白き蓮の探偵記録 ― 記憶を失った少年と神隠しの巫女

蒼獅

魂の叫びと、蓮の香り

放課後の夕暮れ。商店街のざわめきの中を、高校生の白蓮透真はゆっくりと歩いていた。


ヘッドフォンから流れる静かなピアノ曲が、周囲の喧騒を薄く覆うように耳へと届く。


──いや、それはただの音楽ではない。透真にとっては、世界と距離を取るための“結界”だった。


人の心の声──“魂の叫び”が聞こえてしまうという異能。


それは、彼が生まれつき持っていた呪いだった。


「……うざい。あいつ、また来てるし」

「なんで私だけ、こんな目に……」

「死ねばいいのに」

ヘッドフォンを外した瞬間、他人の心の奥底から噴き出す怒りや嫉妬、憎しみが一斉に流れ込んでくる。

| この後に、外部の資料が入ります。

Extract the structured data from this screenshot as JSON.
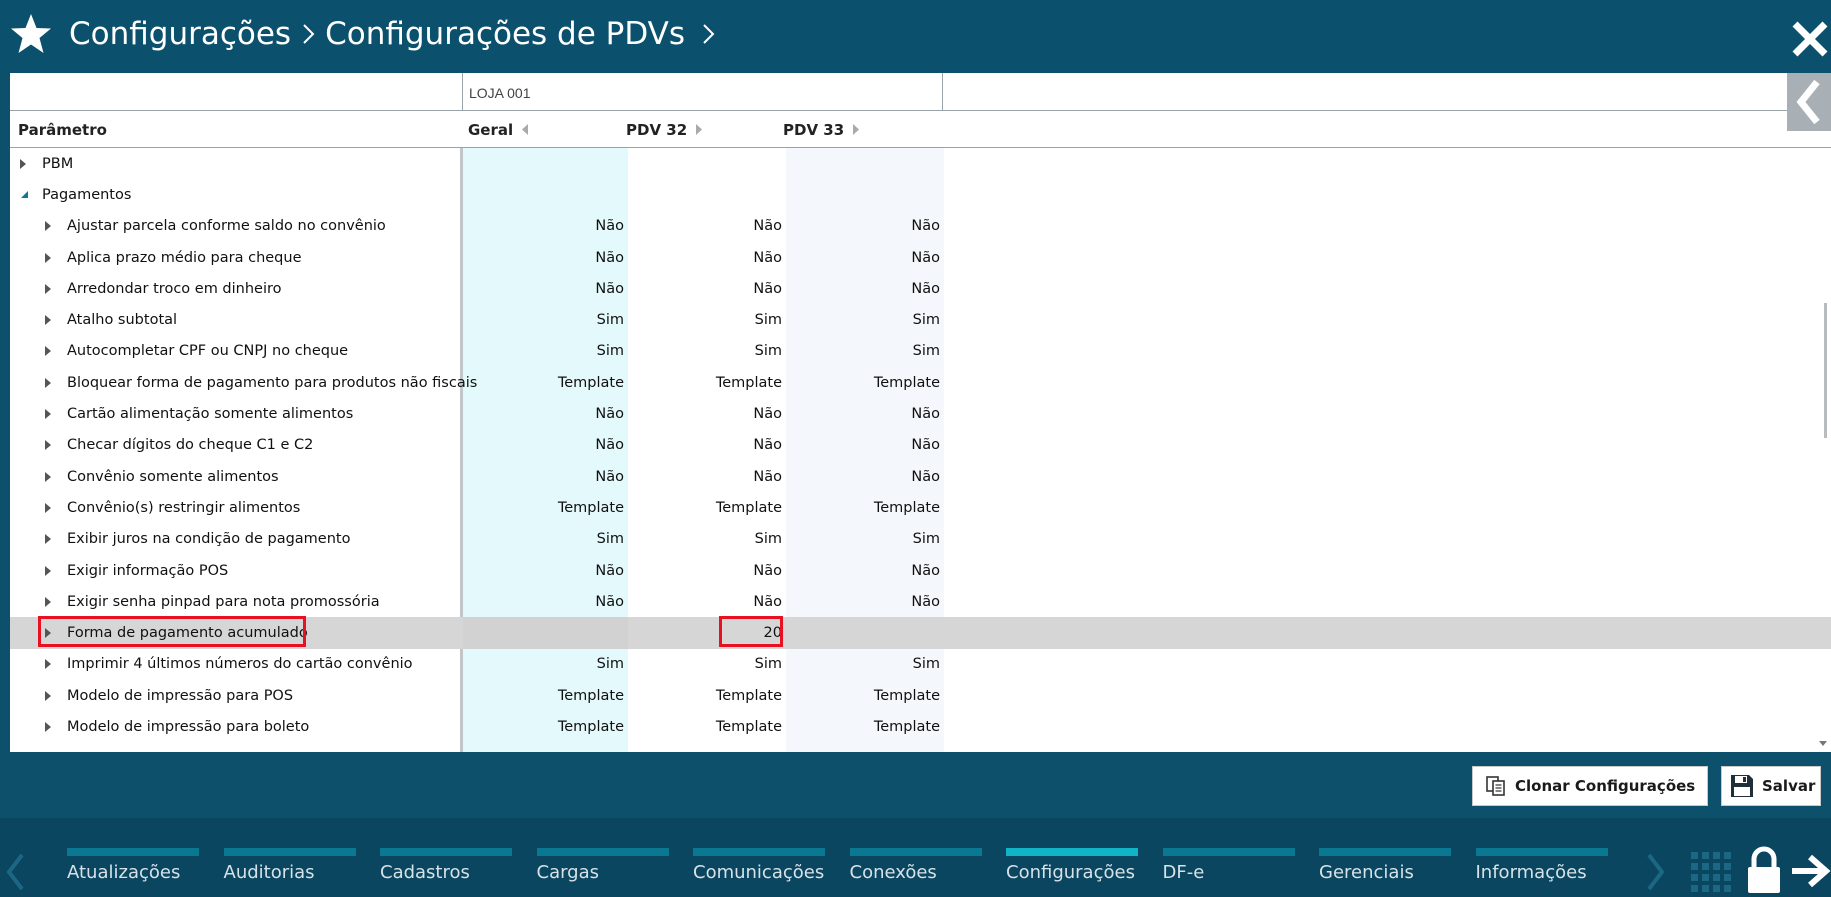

だから彼は、いつも音で塞いでいた。世界から、自分の心を守るために。


けれどその日、すれ違いざまにぶつかった誰かの肩の衝撃で、右耳のヘッドフォンが外れた。


「──消えてしまえ……」

一瞬の空白。


透真の身体が反応するより早く、鋭く刺すような怨嗟えんさの声が頭の奥に響き渡る。


彼はすぐにヘッドフォンを戻したが、心に刻まれた“声”の余韻は消えなかった。


「……ちっ。今日も最悪だな」

ため息とともに視線を上げると、風に乗ってふわりと漂う香りが鼻をくすぐった。


──蓮の香り。


周囲には香を焚いているような場所はない。それでも、確かにそこに在る香気だった。


不思議に思いながら商店街の掲示板に目をやると、色あせたチラシの中に、一枚だけ新しい紙が混ざっていた。


『アルバイト募集 呪われた人歓迎』


「……は?」

透真は思わず声を漏らす。悪戯か、誰かの冗談か──。


しかしその瞬間、また蓮の香りが漂った。


彼の心の奥で、何かがかすかに動いた。


* * *


指定された住所を頼りに、透真が辿り着いたのは、古びたビルの三階だった。


『九条探偵事務所』と書かれた控えめな木製の看板。その前に立った瞬間、香の香りが濃くなった気がした。


ギイ……。


木製の扉を押すと、静かな音が空間に染み込んでいく。


中は意外にも清潔で、柔らかい光が差し込んでいた。和紙のランプ、書物が並ぶ棚、そして部屋の中央に置かれた香炉。


白い煙が天井へ向かってゆっくりと昇っている。


「いらっしゃい」

声がした方に視線を向けると、そこには銀髪の青年が立っていた。


落ち着いた紫と金の刺繍が入った衣をまとい、鋭くも静かな青い瞳が透真を見つめている。


その空気は、異質だった。人間のものではないような静けさと威圧感。


「君が……呪われてる少年、だな」

「は?」

「そのヘッドフォン、外してごらん。ここでは大丈夫だ」

警戒しつつも、透真はゆっくりと右耳のヘッドフォンを外す。


しかし、頭の中には何の声も流れ込んでこなかった。


「……なんで? 聞こえない……」

「ここは、結界で守られている。俺が張ったものだ」

透真は思わず男を見上げた。


「君の呪い──“魂の声”を聞く力。それを制御する方法がある」

男の名は九条清蓮。

陰陽師を名乗る彼の言葉に、透真は戸惑いながらも興味を抱いていた。


やがて、事務所の扉が再び静かに開く。


「すみません……ここ、九条探偵事務所ですよね?」

現れたのは、清楚な雰囲気の女性だった。

肩にかかる栗色の髪。どこかはかなげで、それでいて芯の強そうな眼差し。


「鏡から……声が聞こえるんです。“助けて”って。毎晩、必ず……」

依頼の内容に、透真の背筋がわずかに冷たくなった。


(また、魂の声……?)


九条はゆっくりと頷き、透真に視線を向けた。


「透真。ついて来い。試しに、この依頼に同行させてやる」

──こうして、彼の“探偵記録”は静かに幕を開けた。